I have been fascinated with Mani for some time, since I started studying the old Norse stories, mostly because Mani is male. Most other traditions depict the moon as female, which has become so familiar to me over the years that the idea of a male moon seemed strange. Interestingly, Mani’s sister, Sol, is the personification of the Sun, again going against what I had gotten used to in most other traditions with a male sun and a female moon.

The last of my honey bucket was quite crystalized, so I began by melting the honey a bit under some gentle heat, so that it would dissolve more quickly:

Maine Wildflower honey liquifying under gentle heat.
Maine Wildflower honey liquifying under gentle heat.

Once it was liquefied, I added the remaining chaga/sumac tea, then added a bit more water and honey, to get myself up to an 17.5% initial alcohol potential:

Honey, chaga/sumac tea, and water, mixed to a 17.5% initial alcohol potential.
Honey, chaga/sumac tea, and water, mixed to a 17.5% initial alcohol potential.

As I stirred, I could see symbols and shapes coalescing and dissolving in the thin layer of foam on top of the must. These swirls look almost like animations, and there are stories hidden within them.
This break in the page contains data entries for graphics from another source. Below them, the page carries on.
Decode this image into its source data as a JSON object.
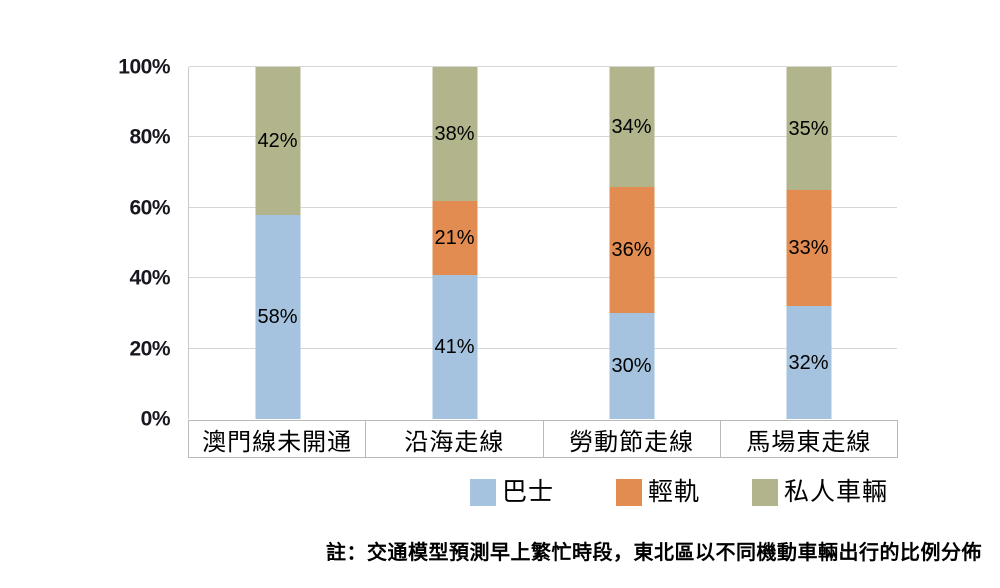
{
  "chart_data": {
    "type": "bar",
    "subtype": "stacked-100-percent",
    "title": "",
    "xlabel": "",
    "ylabel": "",
    "categories": [
      "澳門線未開通",
      "沿海走線",
      "勞動節走線",
      "馬場東走線"
    ],
    "series": [
      {
        "name": "巴士",
        "key": "bus",
        "color": "#A5C3DE",
        "values": [
          58,
          41,
          30,
          32
        ]
      },
      {
        "name": "輕軌",
        "key": "lrt",
        "color": "#E28C52",
        "values": [
          0,
          21,
          36,
          33
        ]
      },
      {
        "name": "私人車輛",
        "key": "private",
        "color": "#B2B58C",
        "values": [
          42,
          38,
          34,
          35
        ]
      }
    ],
    "y_ticks": [
      0,
      20,
      40,
      60,
      80,
      100
    ],
    "y_tick_suffix": "%",
    "ylim": [
      0,
      100
    ],
    "grid": true,
    "legend_position": "bottom",
    "data_label_suffix": "%"
  },
  "footnote": "註：交通模型預測早上繁忙時段，東北區以不同機動車輛出行的比例分佈",
  "styles": {
    "grid_color": "#D6D6D6",
    "axis_color": "#C9C9C9",
    "box_border_color": "#B9B9B9",
    "tick_label_color": "#17171F",
    "data_label_color": "#000000"
  }
}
Once the mixture was complete, I pitched the yeast, poured it into the carboy, shook it up, and now I have a batch of wonderful traditional mead, which has become my favorite kind of mead over the past few years:

Máni Trad Mead. This should be another great one!
Máni Trad Mead. This should be another great one!

Hail Mani on this night of the full moon!